Het aantal bedienden met een bedrijfswagen zat vorig jaar in de lift, vooral bij vrouwen.
Na een stagnering in 2018 waren er vorig jaar weer meer bedienden met een bedrijfswagen. Hun aandeel steeg van 19,6 procent tot 20,6 procent van alle bedienden. Dat blijkt donderdag uit de resultaten van de jaarlijkse mobiliteitsbarometer van hr-dienstverlener Acerta. Opvallend is volgens Acerta dat vooral meer vrouwen een bedrijfswagen kregen (+8,5 procent tegenover 2018).
De auto blijft veruit het populairste vervoermiddel voor het woon-werkverkeer van Belgische werknemers uit de private sector.
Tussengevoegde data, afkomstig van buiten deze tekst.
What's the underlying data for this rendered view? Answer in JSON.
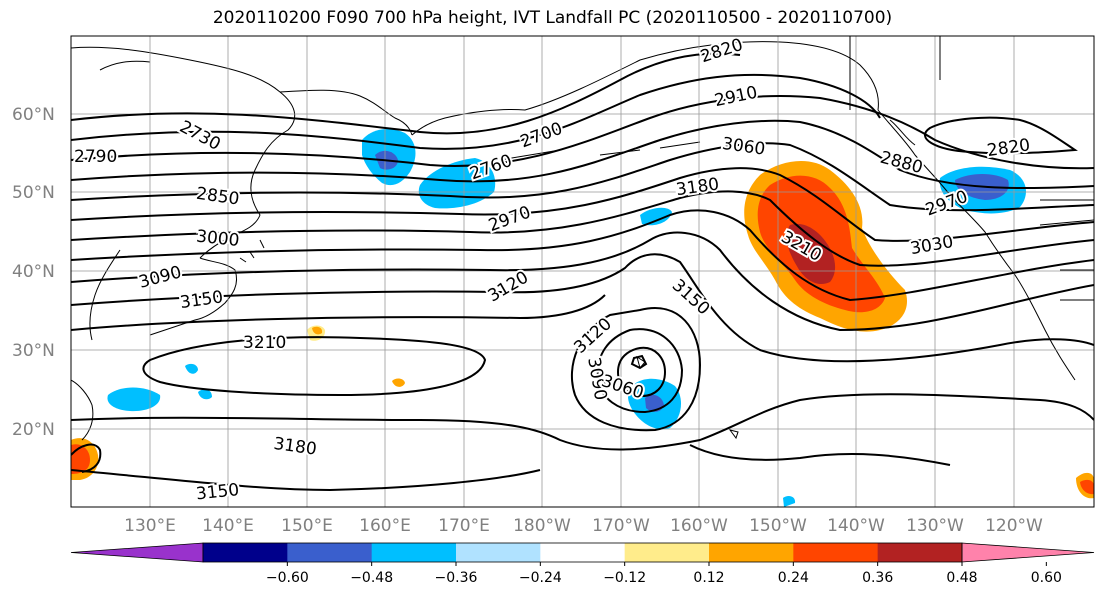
{
  "title": "2020110200 F090 700 hPa height, IVT Landfall PC (2020110500 - 2020110700)",
  "lat_labels": [
    "60°N",
    "50°N",
    "40°N",
    "30°N",
    "20°N"
  ],
  "lon_labels": [
    "130°E",
    "140°E",
    "150°E",
    "160°E",
    "170°E",
    "180°W",
    "170°W",
    "160°W",
    "150°W",
    "140°W",
    "130°W",
    "120°W"
  ],
  "contour_labels": [
    "2820",
    "2910",
    "3060",
    "3180",
    "3210",
    "3030",
    "2970",
    "2880",
    "2820",
    "2700",
    "2760",
    "2790",
    "2730",
    "2850",
    "3000",
    "3090",
    "3150",
    "3210",
    "2970",
    "3120",
    "3150",
    "3120",
    "3090",
    "3060",
    "3180",
    "3150"
  ],
  "colorbar": {
    "ticks": [
      "−0.60",
      "−0.48",
      "−0.36",
      "−0.24",
      "−0.12",
      "0.12",
      "0.24",
      "0.36",
      "0.48",
      "0.60"
    ],
    "colors": [
      "#9932cc",
      "#00008b",
      "#3a5fcd",
      "#00bfff",
      "#b0e2ff",
      "#ffffff",
      "#ffec8b",
      "#ffa500",
      "#ff4500",
      "#b22222",
      "#ff82ab"
    ]
  },
  "shading": {
    "negative_color": "#00bfff",
    "strong_negative_color": "#3a5fcd",
    "positive_color": "#ffa500",
    "strong_positive_color": "#ff4500",
    "peak_positive_color": "#b22222"
  }
}
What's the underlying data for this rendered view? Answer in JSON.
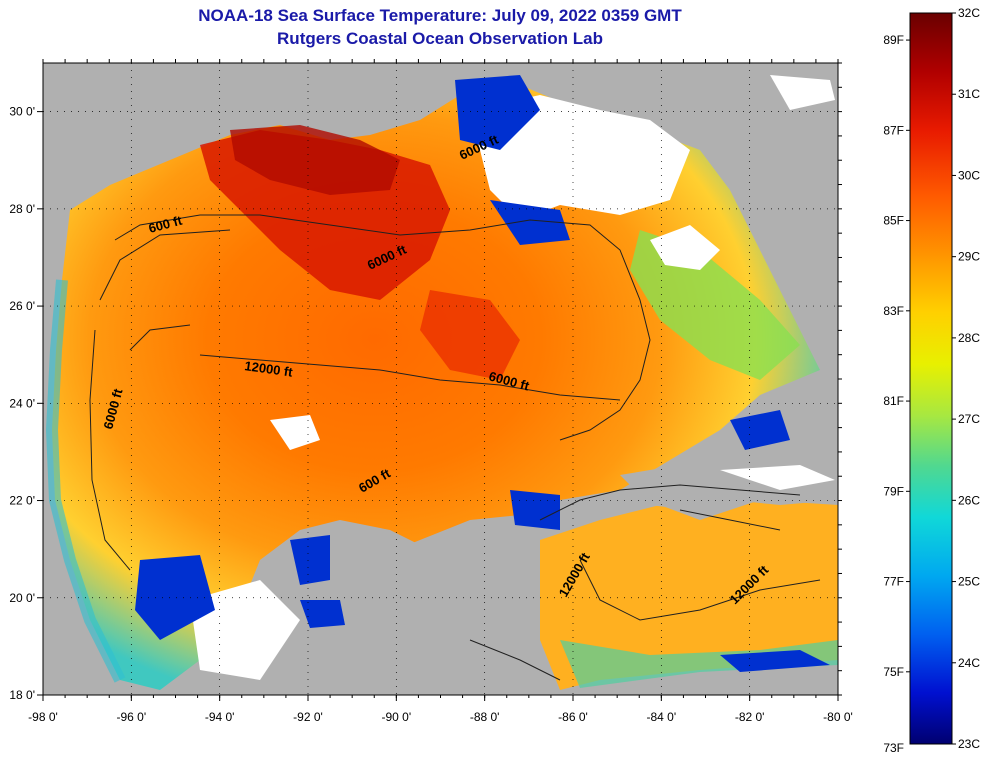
{
  "title": "NOAA-18 Sea Surface Temperature:  July 09, 2022 0359 GMT",
  "subtitle": "Rutgers Coastal Ocean Observation Lab",
  "map": {
    "lon_range": [
      -98,
      -80
    ],
    "lat_range": [
      18,
      31
    ],
    "lon_ticks": [
      "-98 0'",
      "-96 0'",
      "-94 0'",
      "-92 0'",
      "-90 0'",
      "-88 0'",
      "-86 0'",
      "-84 0'",
      "-82 0'",
      "-80 0'"
    ],
    "lat_ticks": [
      "30 0'",
      "28 0'",
      "26 0'",
      "24 0'",
      "22 0'",
      "20 0'",
      "18 0'"
    ],
    "contour_labels": [
      "600 ft",
      "6000 ft",
      "12000 ft",
      "6000 ft",
      "6000 ft",
      "600 ft",
      "6000 ft",
      "12000 ft",
      "12000 ft"
    ]
  },
  "colorbar": {
    "fahrenheit_labels": [
      "89F",
      "87F",
      "85F",
      "83F",
      "81F",
      "79F",
      "77F",
      "75F",
      "73F"
    ],
    "celsius_labels": [
      "32C",
      "31C",
      "30C",
      "29C",
      "28C",
      "27C",
      "26C",
      "25C",
      "24C",
      "23C"
    ],
    "colors": [
      "#6a0000",
      "#b00000",
      "#e81a00",
      "#ff5a00",
      "#ff9400",
      "#ffd000",
      "#e8f000",
      "#a8e840",
      "#50d890",
      "#10d8d8",
      "#00a8f0",
      "#0060f0",
      "#0010d0",
      "#000070"
    ]
  }
}
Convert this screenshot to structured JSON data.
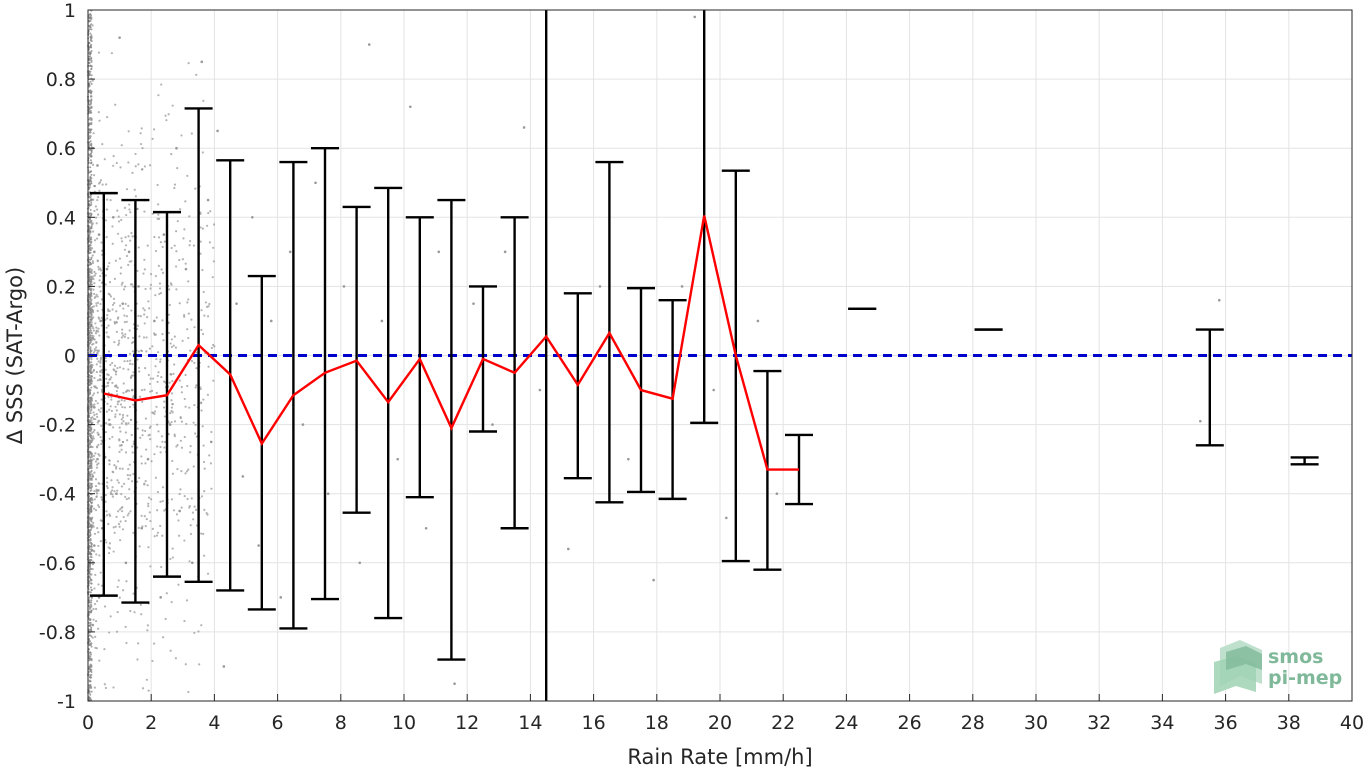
{
  "chart_data": {
    "type": "scatter",
    "xlabel": "Rain Rate [mm/h]",
    "ylabel": "Δ SSS (SAT-Argo)",
    "xlim": [
      0,
      40
    ],
    "ylim": [
      -1,
      1
    ],
    "x_ticks": [
      0,
      2,
      4,
      6,
      8,
      10,
      12,
      14,
      16,
      18,
      20,
      22,
      24,
      26,
      28,
      30,
      32,
      34,
      36,
      38,
      40
    ],
    "y_ticks": [
      -1,
      -0.8,
      -0.6,
      -0.4,
      -0.2,
      0,
      0.2,
      0.4,
      0.6,
      0.8,
      1
    ],
    "y_tick_labels": [
      "-1",
      "-0.8",
      "-0.6",
      "-0.4",
      "-0.2",
      "0",
      "0.2",
      "0.4",
      "0.6",
      "0.8",
      "1"
    ],
    "grid": true,
    "zero_line": {
      "y": 0,
      "color": "#0000cc",
      "style": "dashed"
    },
    "mean_line": {
      "color": "#ff0000",
      "x": [
        0.5,
        1.5,
        2.5,
        3.5,
        4.5,
        5.5,
        6.5,
        7.5,
        8.5,
        9.5,
        10.5,
        11.5,
        12.5,
        13.5,
        14.5,
        15.5,
        16.5,
        17.5,
        18.5,
        19.5,
        20.5,
        21.5,
        22.5
      ],
      "y": [
        -0.11,
        -0.13,
        -0.115,
        0.03,
        -0.055,
        -0.255,
        -0.115,
        -0.05,
        -0.015,
        -0.135,
        -0.01,
        -0.21,
        -0.01,
        -0.05,
        0.055,
        -0.085,
        0.065,
        -0.1,
        -0.125,
        0.405,
        0.0,
        -0.33,
        -0.33
      ]
    },
    "error_bars": {
      "color": "#000000",
      "items": [
        {
          "x": 0.5,
          "low": -0.695,
          "high": 0.47
        },
        {
          "x": 1.5,
          "low": -0.715,
          "high": 0.45
        },
        {
          "x": 2.5,
          "low": -0.64,
          "high": 0.415
        },
        {
          "x": 3.5,
          "low": -0.655,
          "high": 0.715
        },
        {
          "x": 4.5,
          "low": -0.68,
          "high": 0.565
        },
        {
          "x": 5.5,
          "low": -0.735,
          "high": 0.23
        },
        {
          "x": 6.5,
          "low": -0.79,
          "high": 0.56
        },
        {
          "x": 7.5,
          "low": -0.705,
          "high": 0.6
        },
        {
          "x": 8.5,
          "low": -0.455,
          "high": 0.43
        },
        {
          "x": 9.5,
          "low": -0.76,
          "high": 0.485
        },
        {
          "x": 10.5,
          "low": -0.41,
          "high": 0.4
        },
        {
          "x": 11.5,
          "low": -0.88,
          "high": 0.45
        },
        {
          "x": 12.5,
          "low": -0.22,
          "high": 0.2
        },
        {
          "x": 13.5,
          "low": -0.5,
          "high": 0.4
        },
        {
          "x": 14.5,
          "low": -1.0,
          "high": 1.0
        },
        {
          "x": 15.5,
          "low": -0.355,
          "high": 0.18
        },
        {
          "x": 16.5,
          "low": -0.425,
          "high": 0.56
        },
        {
          "x": 17.5,
          "low": -0.395,
          "high": 0.195
        },
        {
          "x": 18.5,
          "low": -0.415,
          "high": 0.16
        },
        {
          "x": 19.5,
          "low": -0.195,
          "high": 1.0
        },
        {
          "x": 20.5,
          "low": -0.595,
          "high": 0.535
        },
        {
          "x": 21.5,
          "low": -0.62,
          "high": -0.045
        },
        {
          "x": 22.5,
          "low": -0.43,
          "high": -0.23
        },
        {
          "x": 24.5,
          "low": 0.135,
          "high": 0.135
        },
        {
          "x": 28.5,
          "low": 0.075,
          "high": 0.075
        },
        {
          "x": 35.5,
          "low": -0.26,
          "high": 0.075
        },
        {
          "x": 38.5,
          "low": -0.315,
          "high": -0.295
        }
      ]
    },
    "scatter": {
      "color": "#999999",
      "points": [
        {
          "x": 0.1,
          "y": 0.92
        },
        {
          "x": 0.1,
          "y": 0.75
        },
        {
          "x": 0.15,
          "y": 0.6
        },
        {
          "x": 0.1,
          "y": 0.45
        },
        {
          "x": 0.2,
          "y": 0.3
        },
        {
          "x": 0.1,
          "y": 0.15
        },
        {
          "x": 0.15,
          "y": 0.05
        },
        {
          "x": 0.1,
          "y": -0.05
        },
        {
          "x": 0.2,
          "y": -0.15
        },
        {
          "x": 0.1,
          "y": -0.25
        },
        {
          "x": 0.15,
          "y": -0.35
        },
        {
          "x": 0.1,
          "y": -0.45
        },
        {
          "x": 0.2,
          "y": -0.55
        },
        {
          "x": 0.1,
          "y": -0.65
        },
        {
          "x": 0.15,
          "y": -0.78
        },
        {
          "x": 0.1,
          "y": -0.9
        },
        {
          "x": 0.3,
          "y": 0.55
        },
        {
          "x": 0.35,
          "y": 0.35
        },
        {
          "x": 0.4,
          "y": 0.1
        },
        {
          "x": 0.3,
          "y": -0.3
        },
        {
          "x": 0.45,
          "y": -0.5
        },
        {
          "x": 0.35,
          "y": -0.7
        },
        {
          "x": 0.6,
          "y": 0.25
        },
        {
          "x": 0.7,
          "y": -0.2
        },
        {
          "x": 0.8,
          "y": 0.4
        },
        {
          "x": 0.9,
          "y": -0.4
        },
        {
          "x": 1.0,
          "y": 0.92
        },
        {
          "x": 1.1,
          "y": 0.15
        },
        {
          "x": 1.2,
          "y": -0.6
        },
        {
          "x": 1.3,
          "y": 0.3
        },
        {
          "x": 1.4,
          "y": -0.1
        },
        {
          "x": 1.6,
          "y": 0.2
        },
        {
          "x": 1.7,
          "y": -0.5
        },
        {
          "x": 1.8,
          "y": 0.45
        },
        {
          "x": 1.9,
          "y": -0.3
        },
        {
          "x": 2.1,
          "y": 0.1
        },
        {
          "x": 2.3,
          "y": -0.7
        },
        {
          "x": 2.4,
          "y": 0.35
        },
        {
          "x": 2.6,
          "y": -0.2
        },
        {
          "x": 2.8,
          "y": 0.6
        },
        {
          "x": 2.9,
          "y": -0.45
        },
        {
          "x": 3.1,
          "y": 0.25
        },
        {
          "x": 3.3,
          "y": -0.6
        },
        {
          "x": 3.6,
          "y": 0.85
        },
        {
          "x": 3.8,
          "y": 0.45
        },
        {
          "x": 3.9,
          "y": -0.25
        },
        {
          "x": 4.1,
          "y": 0.65
        },
        {
          "x": 4.3,
          "y": -0.9
        },
        {
          "x": 4.7,
          "y": 0.15
        },
        {
          "x": 4.9,
          "y": -0.35
        },
        {
          "x": 5.2,
          "y": 0.4
        },
        {
          "x": 5.4,
          "y": -0.55
        },
        {
          "x": 5.8,
          "y": 0.1
        },
        {
          "x": 6.1,
          "y": -0.7
        },
        {
          "x": 6.4,
          "y": 0.3
        },
        {
          "x": 6.8,
          "y": -0.2
        },
        {
          "x": 7.2,
          "y": 0.5
        },
        {
          "x": 7.6,
          "y": -0.4
        },
        {
          "x": 8.1,
          "y": 0.2
        },
        {
          "x": 8.6,
          "y": -0.6
        },
        {
          "x": 8.9,
          "y": 0.9
        },
        {
          "x": 9.3,
          "y": 0.1
        },
        {
          "x": 9.8,
          "y": -0.3
        },
        {
          "x": 10.2,
          "y": 0.72
        },
        {
          "x": 10.7,
          "y": -0.5
        },
        {
          "x": 11.1,
          "y": 0.3
        },
        {
          "x": 11.6,
          "y": -0.95
        },
        {
          "x": 12.2,
          "y": 0.15
        },
        {
          "x": 12.8,
          "y": -0.2
        },
        {
          "x": 13.2,
          "y": 0.3
        },
        {
          "x": 13.8,
          "y": 0.66
        },
        {
          "x": 14.3,
          "y": -0.1
        },
        {
          "x": 15.2,
          "y": -0.56
        },
        {
          "x": 16.2,
          "y": 0.2
        },
        {
          "x": 17.1,
          "y": -0.3
        },
        {
          "x": 17.9,
          "y": -0.65
        },
        {
          "x": 18.8,
          "y": 0.2
        },
        {
          "x": 19.2,
          "y": 0.98
        },
        {
          "x": 19.8,
          "y": -0.1
        },
        {
          "x": 20.2,
          "y": -0.47
        },
        {
          "x": 21.2,
          "y": 0.1
        },
        {
          "x": 21.8,
          "y": -0.4
        },
        {
          "x": 35.2,
          "y": -0.19
        },
        {
          "x": 35.8,
          "y": 0.16
        }
      ]
    }
  },
  "logo": {
    "line1": "smos",
    "line2": "pi-mep",
    "color": "#7fb99a"
  }
}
In 77,5 procent van de woon-werkverplaatsingen is de auto betrokken en 61,6 procent rijdt zelfs altijd met de auto naar het werk. Dat is nog altijd een ruime meerderheid, maar minder dan de 65 procent in 2018.
Fiets in opmars
De fiets is het vervoermiddel dat het meest wordt afgewisseld met de auto. In 2019 koos 30,5 procent van de werknemers geregeld voor de fiets, of een stijging met 15,7 procent tegenover 2018. Die nieuwe stijging bevestigt volgens Acerta de opmars van de fiets in het traject van en naar het werk, een opmars die al in 2011 begon.
Het gebruik van het openbaar vervoer door werknemers in de private sector kende vorig jaar slechts een bescheiden stijging in vergelijking met 2018 (+3,4 procent). Het aantal werknemers dat voor trein-tram-bus koos bedroeg slechts 8,3 procent.
19 kilometer
De woon-werkafstand blijft doorheen de jaren quasi gelijk, op ongeveer 19 kilometer. Glenn Van Oevelen van Acerta Consult: “Steeds meer werknemers krijgen de kans om regelmatig van thuis te werken, of hun werkuren ietwat zelf te kiezen. Hierdoor kunnen ze ook de files vermijden. Dat maakt dat de afstand woon-werk een enigszins andere, relatievere invulling heeft gekregen.’